4 min read.Updated: 19 Jan 2021, 01:15 PM ISTRanen Banerjee
''We can fairly expect a much higher allocation of expenditure for infrastructure sector than has been the trend. The allocations to the health sector will be higher, given the weaknesses exposed in the sector by the pandemic.''
Given the loss in national income and consequent dips in per capita income, demand generation should be the key focus for the government in the upcoming Union Budget. The demand generation has to be through generation of employment and putting more money in the hands of the consuming masses to spend. We can therefore fairly expect a much higher allocation of expenditure for infrastructure sector than has been the trend. The allocations to the health sector will be higher, given the weaknesses exposed in the sector by the pandemic.
Given the developments in the farm sector and pledge of the government to double farmers’ income, allocations to strengthen agriculture infrastructure - especially storage infrastructure like silos and cold chain – are also likely to be higher.
The worst impacted sector due to the pandemic has been travel and tourism. This sector will need some support as it contributes greatly to employment and can fuel demand. The government may consider providing some indirect support to the sector by way of higher LTA or an additional LTA claim in the current block for the salaried.
The government could also consider a one-time special standard deduction for incomes up to ₹1 million (10 lakh) towards pushing more consumption and hence demand generation. The revenue lost by this measure will be more than made up through the demand generated in the economy from the same by way of additional indirect taxes and possibly some direct tax impact also.
Infra projects that are over 90% complete and those that could be completed in the first half of the fiscal before onset of the monsoons should get maximum allocation. This will make those projects operational before onset of monsoons. These projects can then be monetized and capital unlocked through TOT modes for them within the financial year itself thus making them deficit neutral.
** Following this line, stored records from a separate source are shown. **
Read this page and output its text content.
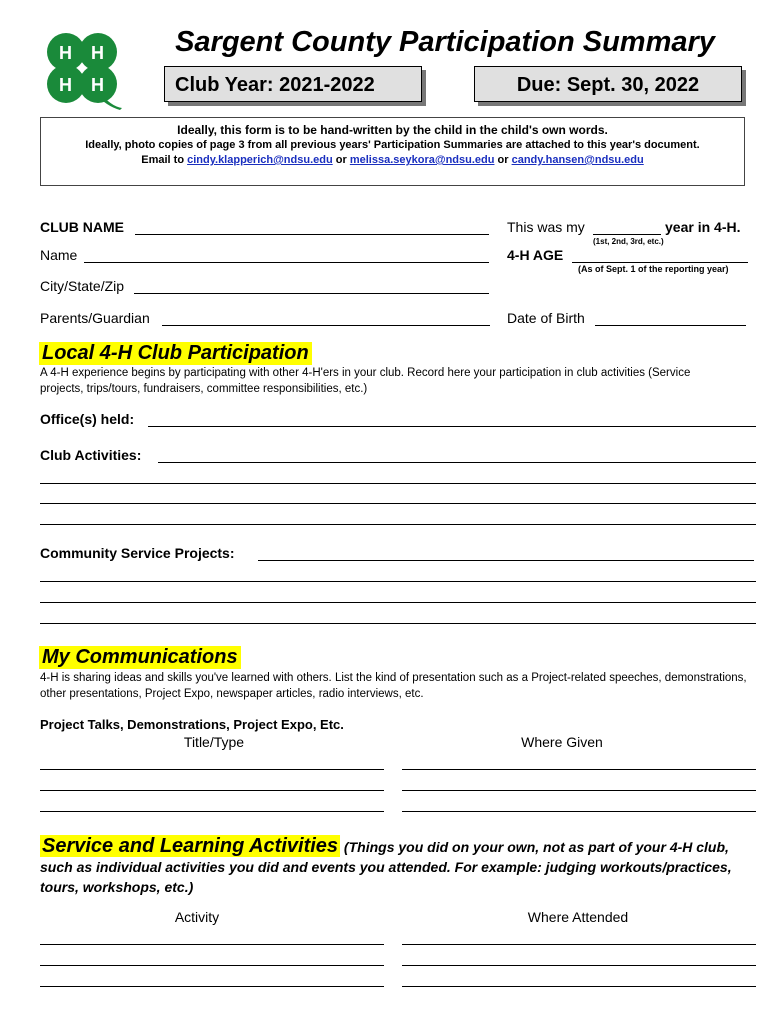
H H
H H
Sargent County Participation Summary
Club Year: 2021-2022	Due: Sept. 30, 2022
Ideally, this form is to be hand-written by the child in the child's own words.
Ideally, photo copies of page 3 from all previous years' Participation Summaries are attached to this year's document.
Email to cindy.klapperich@ndsu.edu or melissa.seykora@ndsu.edu or candy.hansen@ndsu.edu
CLUB NAME
Name
City/State/Zip
Parents/Guardian
This was my	year in 4-H.
(1st, 2nd, 3rd, etc.)
4-H AGE
(As of Sept. 1 of the reporting year)
Date of Birth
Local 4-H Club Participation
A 4-H experience begins by participating with other 4-H'ers in your club. Record here your participation in club activities (Service projects, trips/tours, fundraisers, committee responsibilities, etc.)
Office(s) held:
Club Activities:
Community Service Projects:
My Communications
4-H is sharing ideas and skills you've learned with others. List the kind of presentation such as a Project-related speeches, demonstrations, other presentations, Project Expo, newspaper articles, radio interviews, etc.
Project Talks, Demonstrations, Project Expo, Etc.
Title/Type	Where Given
Service and Learning Activities (Things you did on your own, not as part of your 4-H club, such as individual activities you did and events you attended. For example: judging workouts/practices, tours, workshops, etc.)
Activity	Where Attended
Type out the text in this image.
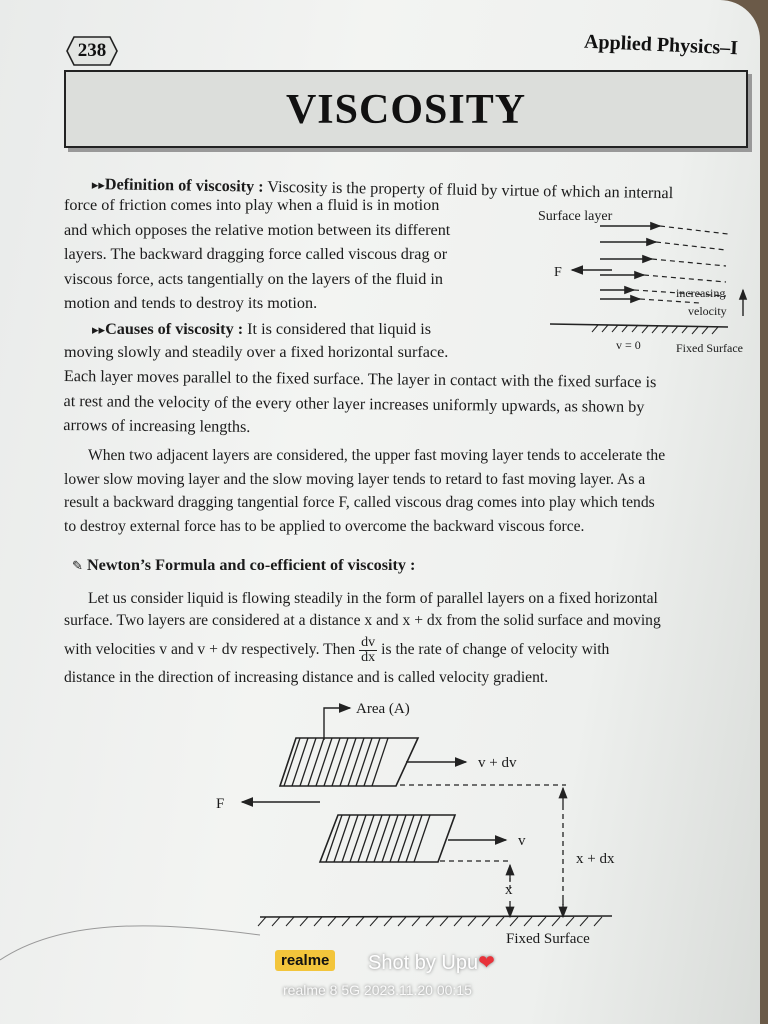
238	Applied Physics–I
VISCOSITY

▸▸Definition of viscosity : Viscosity is the property of fluid by virtue of which an internal

force of friction comes into play when a fluid is in motion
and which opposes the relative motion between its different
layers. The backward dragging force called viscous drag or
viscous force, acts tangentially on the layers of the fluid in
motion and tends to destroy its motion.

▸▸Causes of viscosity : It is considered that liquid is

moving slowly and steadily over a fixed horizontal surface.

Each layer moves parallel to the fixed surface. The layer in contact with the fixed surface is
at rest and the velocity of the every other layer increases uniformly upwards, as shown by
arrows of increasing lengths.

When two adjacent layers are considered, the upper fast moving layer tends to accelerate the
lower slow moving layer and the slow moving layer tends to retard to fast moving layer. As a
result a backward dragging tangential force F, called viscous drag comes into play which tends
to destroy external force has to be applied to overcome the backward viscous force.

✎ Newton’s Formula and co-efficient of viscosity :

Let us consider liquid is flowing steadily in the form of parallel layers on a fixed horizontal

surface. Two layers are considered at a distance x and x + dx from the solid surface and moving

with velocities v and v + dv respectively. Then $\frac{dv}{dx}$ is the rate of change of velocity with

distance in the direction of increasing distance and is called velocity gradient.

Surface layer
F
increasing
velocity
v = 0	Fixed Surface
Area (A)
v + dv
F
v
x
x + dx
Fixed Surface
realme	Shot by Upu❤
realme 8 5G 2023.11.20 00:15
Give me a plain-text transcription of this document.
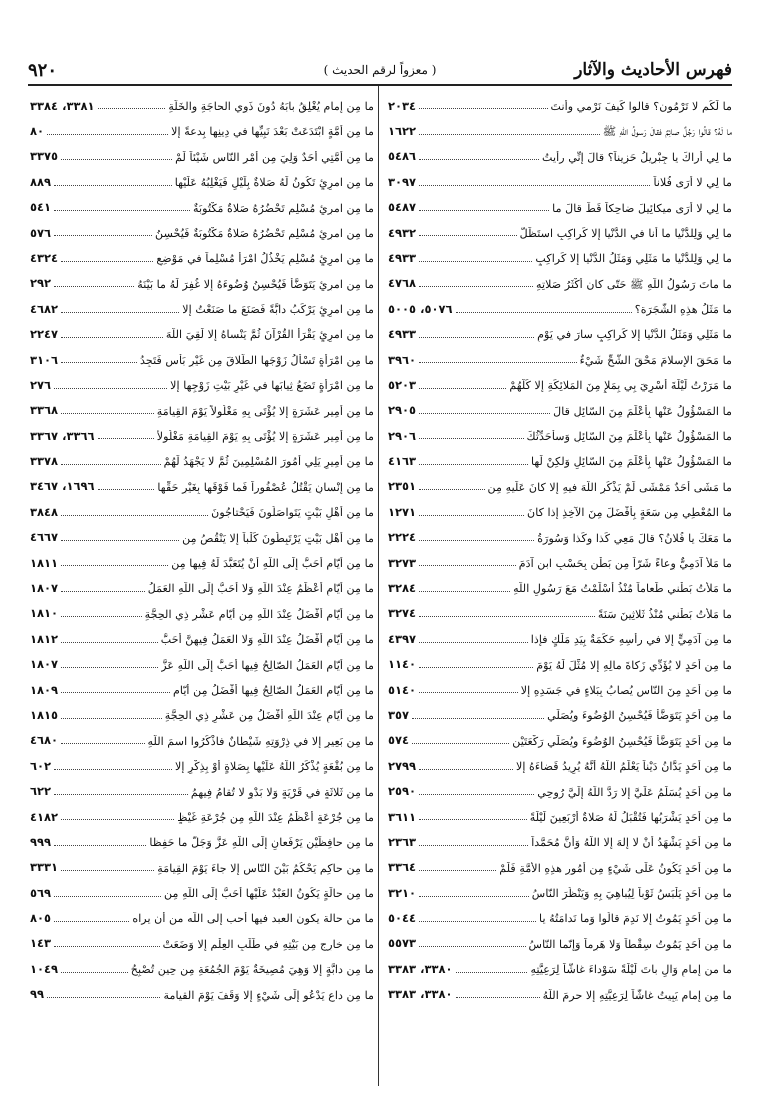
فهرس الأحاديث والآثار
( معزواً لرقم الحديث )
٩٢٠
ما لَكُم لا تَرْمُون؟ قالوا كَيفَ نَرْمي وأَنتَ
٢٠٣٤
ما لَهُ؟ قالُوا رَجُلٌ صائِمٌ فقالَ رَسولُ اللّهِ ﷺ
١٦٢٢
ما لِي أَراكَ يا جِبْرِيلُ حَزِيناً؟ قالَ إنِّي رأيتُ
٥٤٨٦
ما لِي لا أَرَى فُلاناً
٣٠٩٧
ما لِي لا أَرَى ميكائِيلَ ضاحِكاً قَطُّ قالَ ما
٥٤٨٧
ما لِي وَلِلدُّنْيا ما أنا في الدُّنْيا إلا كَراكِبٍ استَظَلَّ
٤٩٣٢
ما لِي وَلِلدُّنْيا ما مَثَلِي وَمَثَلُ الدُّنْيا إلا كَراكِبٍ
٤٩٣٣
ما ماتَ رَسُولُ اللّهِ ﷺ حَتّى كان أكْثَرُ صَلاتِهِ
٤٧٦٨
ما مَثَلُ هذِهِ الشَّجَرَة؟
٥٠٧٦، ٥٠٠٥
ما مَثَلِي وَمَثَلُ الدُّنْيا إلا كَراكِبٍ سارَ في يَوْمٍ
٤٩٣٣
ما مَحَقَ الإسلامَ مَحْقَ الشُّحِّ شَيْءٌ
٣٩٦٠
ما مَرَرْتُ لَيْلَةَ أُسْرِيَ بِي بِمَلإٍ مِنَ المَلائِكَةِ إلا كُلُّهُمْ
٥٢٠٣
ما المَسْؤُولُ عَنْها بِأَعْلَمَ مِنَ السّائِلِ قالَ
٢٩٠٥
ما المَسْؤُولُ عَنْها بِأَعْلَمَ مِنَ السّائِلِ وَسأُحَدِّثُكَ
٢٩٠٦
ما المَسْؤُولُ عَنْها بِأَعْلَمَ مِنَ السّائِلِ وَلكِنْ لَها
٤١٦٣
ما مَشَى أَحَدٌ مَمْشَى لَمْ يَذْكُرِ اللّهَ فيهِ إلا كانَ عَلَيهِ مِن
٢٣٥١
ما المُعْطِي مِن سَعَةٍ بِأَفْضَلَ مِنَ الآخِذِ إذا كانَ
١٢٧١
ما مَعَكَ يا فُلانُ؟ قالَ مَعِي كَذا وكَذا وَسُورَةُ
٢٢٢٤
ما مَلأَ آدَمِيٌّ وِعاءً شَرّاً مِن بَطْنٍ بِحَسْبِ ابنِ آدَمَ
٣٢٧٣
ما مَلأْتُ بَطْني طَعاماً مُنْذُ أَسْلَمْتُ مَعَ رَسُولِ اللّهِ
٣٢٨٤
ما مَلأْتُ بَطْني مُنْذُ ثَلاثِينَ سَنَةً
٣٢٧٤
ما مِن آدَمِيٍّ إلا في رأسِهِ حَكَمَةٌ بِيَدِ مَلَكٍ فإذا
٤٣٩٧
ما مِن أَحَدٍ لا يُؤَدِّي زَكاةَ مالِهِ إلا مُثِّلَ لَهُ يَوْمَ
١١٤٠
ما مِن أَحَدٍ مِنَ النّاسِ يُصابُ بِبَلاءٍ في جَسَدِهِ إلا
٥١٤٠
ما مِن أَحَدٍ يَتَوَضَّأُ فَيُحْسِنُ الوُضُوءَ ويُصَلِّي
٣٥٧
ما مِن أَحَدٍ يَتَوَضَّأُ فَيُحْسِنُ الوُضُوءَ ويُصَلِّي رَكْعَتَيْنِ
٥٧٤
ما مِن أَحَدٍ يَدَّانُ دَيْناً يَعْلَمُ اللّهُ أنَّهُ يُرِيدُ قَضاءَهُ إلا
٢٧٩٩
ما مِن أَحَدٍ يُسَلِّمُ عَلَيَّ إلا رَدَّ اللّهُ إلَيَّ رُوحِي
٢٥٩٠
ما مِن أَحَدٍ يَشْرَبُها فَتُقْبَلُ لَهُ صَلاةٌ أَرْبَعِينَ لَيْلَةً
٣٦١١
ما مِن أَحَدٍ يَشْهَدُ أنْ لا إلهَ إلا اللّهُ وَأنَّ مُحَمَّداً
٢٣٦٣
ما مِن أَحَدٍ يَكُونُ عَلَى شَيْءٍ مِن أُمُورِ هذِهِ الأُمَّةِ فَلَمْ
٣٣٦٤
ما مِن أَحَدٍ يَلْبَسُ ثَوْباً لِيُباهِيَ بِهِ وَيَنْظُرَ النّاسُ
٣٢١٠
ما مِن أَحَدٍ يَمُوتُ إلا نَدِمَ قالُوا وَما نَدامَتُهُ يا
٥٠٤٤
ما مِن أَحَدٍ يَمُوتُ سِقْطاً وَلا هَرِماً وَإنّما النّاسُ
٥٥٧٣
ما من إمامٍ وَالٍ باتَ لَيْلَةً سَوْداءَ غاشّاً لِرَعِيَّتِهِ
٣٣٨٠، ٣٣٨٣
ما مِن إمامٍ يَبِيتُ غاشّاً لِرَعِيَّتِهِ إلا حرمَ اللّهُ
٣٣٨٠، ٣٣٨٣
ما مِن إمامٍ يُغْلِقُ بابَهُ دُونَ ذَوِي الحاجَةِ والخَلَّةِ
٣٣٨١، ٣٣٨٤
ما مِن أُمَّةٍ ابْتَدَعَتْ بَعْدَ نَبِيِّها في دِينِها بِدعةً إلا
٨٠
ما مِن أُمَّتِي أَحَدٌ وَلِيَ مِن أَمْرِ النّاسِ شَيْئاً لَمْ
٣٣٧٥
ما مِن امرِئٍ تَكُونُ لَهُ صَلاةٌ بِلَيْلٍ فَيَغْلِبُهُ عَلَيْها
٨٨٩
ما مِن امرِئٍ مُسْلِمٍ تَحْضُرُهُ صَلاةٌ مَكْتُوبَةٌ
٥٤١
ما مِن امرِئٍ مُسْلِمٍ تَحْضُرُهُ صَلاةٌ مَكْتُوبَةٌ فَيُحْسِنُ
٥٧٦
ما مِن امرِئٍ مُسْلِمٍ يَخْذُلُ امْرَأً مُسْلِماً في مَوْضِعٍ
٤٣٢٤
ما مِن امرِئٍ يَتَوَضَّأُ فَيُحْسِنُ وُضُوءَهُ إلا غُفِرَ لَهُ ما بَيْنَهُ
٢٩٢
ما مِن امرِئٍ يَرْكَبُ دابَّةً فَصَنَعَ ما صَنَعْتُ إلا
٤٦٨٢
ما مِن امرِئٍ يَقْرَأُ القُرْآنَ ثُمَّ يَنْساهُ إلا لَقِيَ اللّهَ
٢٢٤٧
ما مِن امْرَأَةٍ تَسْأَلُ زَوْجَها الطَّلاقَ مِن غَيْرِ بَأْسٍ فَتَجِدُ
٣١٠٦
ما مِن امْرَأَةٍ تَضَعُ ثِيابَها في غَيْرِ بَيْتِ زَوْجِها إلا
٢٧٦
ما مِن أَمِيرِ عَشَرَةٍ إلا يُؤْتَى بِهِ مَغْلُولاً يَوْمَ القِيامَةِ
٣٣٦٨
ما مِن أَمِيرِ عَشَرَةٍ إلا يُؤْتَى بِهِ يَوْمَ القِيامَةِ مَغْلُولاً
٣٣٦٦، ٣٣٦٧
ما مِن أَمِيرٍ يَلِي أُمُورَ المُسْلِمِينَ ثُمَّ لا يَجْهَدُ لَهُمْ
٣٣٧٨
ما مِن إنْسانٍ يَقْتُلُ عُصْفُوراً فَما فَوْقَها بِغَيْرِ حَقِّها
١٦٩٦، ٣٤٦٧
ما مِن أَهْلِ بَيْتٍ يَتَواصَلُونَ فَيَحْتاجُونَ
٣٨٤٨
ما مِن أَهْلِ بَيْتٍ يَرْتَبِطُونَ كَلْباً إلا يَنْقُصُ مِن
٤٦٦٧
ما مِن أَيّامٍ أَحَبُّ إلَى اللّهِ أنْ يُتَعَبَّدَ لَهُ فِيها مِن
١٨١١
ما مِن أَيّامٍ أَعْظَمُ عِنْدَ اللّهِ وَلا أَحَبُّ إلَى اللّهِ العَمَلُ
١٨٠٧
ما مِن أَيّامٍ أَفْضَلُ عِنْدَ اللّهِ مِن أَيّامِ عَشْرِ ذِي الحِجَّةِ
١٨١٠
ما مِن أَيّامٍ أَفْضَلُ عِنْدَ اللّهِ وَلا العَمَلُ فِيهِنَّ أَحَبُّ
١٨١٢
ما مِن أَيّامٍ العَمَلُ الصّالِحُ فِيها أَحَبُّ إلَى اللّهِ عَزَّ
١٨٠٧
ما مِن أَيّامٍ العَمَلُ الصّالِحُ فِيها أَفْضَلُ مِن أَيّامِ
١٨٠٩
ما مِن أَيّامٍ عِنْدَ اللّهِ أَفْضَلُ مِن عَشْرِ ذِي الحِجَّةِ
١٨١٥
ما مِن بَعِيرٍ إلا في ذِرْوَتِهِ شَيْطانٌ فاذْكُرُوا اسمَ اللّهِ
٤٦٨٠
ما مِن بُقْعَةٍ يُذْكَرُ اللّهُ عَلَيْها بِصَلاةٍ أَوْ بِذِكْرٍ إلا
٦٠٢
ما مِن ثَلاثَةٍ في قَرْيَةٍ وَلا بَدْوٍ لا تُقامُ فِيهِمُ
٦٢٢
ما مِن جُرْعَةٍ أَعْظَمُ عِنْدَ اللّهِ مِن جُرْعَةِ غَيْظٍ
٤١٨٢
ما مِن حافِظَيْنِ يَرْفَعانِ إلَى اللّهِ عَزَّ وَجَلَّ ما حَفِظا
٩٩٩
ما مِن حاكِمٍ يَحْكُمُ بَيْنَ النّاسِ إلا جاءَ يَوْمَ القِيامَةِ
٣٣٣١
ما مِن حالَةٍ يَكُونُ العَبْدُ عَلَيْها أَحَبُّ إلَى اللّهِ مِن
٥٦٩
ما من حالة يكون العبد فيها أحب إلى اللّه من أن يراه
٨٠٥
ما مِن خارِجٍ مِن بَيْتِهِ في طَلَبِ العِلْمِ إلا وَضَعَتْ
١٤٣
ما مِن دابَّةٍ إلا وَهِيَ مُصِيخَةٌ يَوْمَ الجُمُعَةِ مِن حِينِ تُصْبِحُ
١٠٤٩
ما مِن داعٍ يَدْعُو إلَى شَيْءٍ إلا وَقَفَ يَوْمَ القيامة
٩٩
The process for monetizing them should begin immediately so that they can bring in the revenues during the year itself allowing for the higher expenditure allocations without impacting deficits negatively.
The buoyancy in GST revenues being experienced owing to efficiencies brought in the system as well as increasing formalization through digital transactions and ecommerce in the economy. The higher GST and formalization will also lead to some rub off on the direct taxes from the non-salaried class too. It will also therefore give an additional revenue boost to offset revenue loss on account of additional standard deductions that may be provided to the salaried class.
With GST revenues touching ₹1.15 trillion in December 2020, we can fairly expect it to average ₹1.25 trillion per month in FY22. This will be about ₹25,000 crore additional per month revenue for the government. Taking approx. 50% of this into the central government kitty, it will be approx. ₹12500 crore of additional revenues that translate to ₹1.5 trillion of annual additional revenues which is about 0.75% of GDP additional cover in terms of resourcing.
The government also needs to focus on procurement efficiencies that can provide a savings of at least ₹25000 crore for the central government. An undertaking to provide payments for valid invoices to suppliers of government within 30 days will also bring down the cost of goods and services supplied to the government. A discount percentage on Directorate General of Supplies and Disposals (DGS&D) rates as a procurement parameter with an undertaking for payments to be made by the government within 30 days will bring in immense savings to the government.
Given the easy monetary policy and liquidity conditions prevailing globally that has had a positive impact on the capital markets, the process of divestment needs to be speeded up for the non-strategic PSUs as announced under the Atma Nirbhar Bharat scheme. The Government can get lucrative valuations for the investments that have been made in these PSUs in the current market conditions. These revenues will add to the firepower in the Finance Minister’s arsenal to pump prime the economy.
Private sector investment appetite would possibly come back towards end of FY22 with majority of population having been vaccinated globally and trade, commerce and travel resuming without restrictions. Till then the economy will need a pump priming from the government given business as usual demand and capacity utilization remaining weak through majority of the year. We will also have to build resilience for the taper tantrums that could be experienced in early FY23 once the monetary policy begins swinging to tightening across the globe in FY23.
Thus, we can expect an expansionary budget with higher deficit targets to the tune of 6% for the next fiscal with a commitment to bring it down to 4.5% in FY24 and 3.5% in FY25. Such a glide path will also assuage the credit rating agencies and mitigate any risks of a sovereign downgrade.
Banerjee is Leader Economic Advisory Services at PwC India. Views expressed are his own.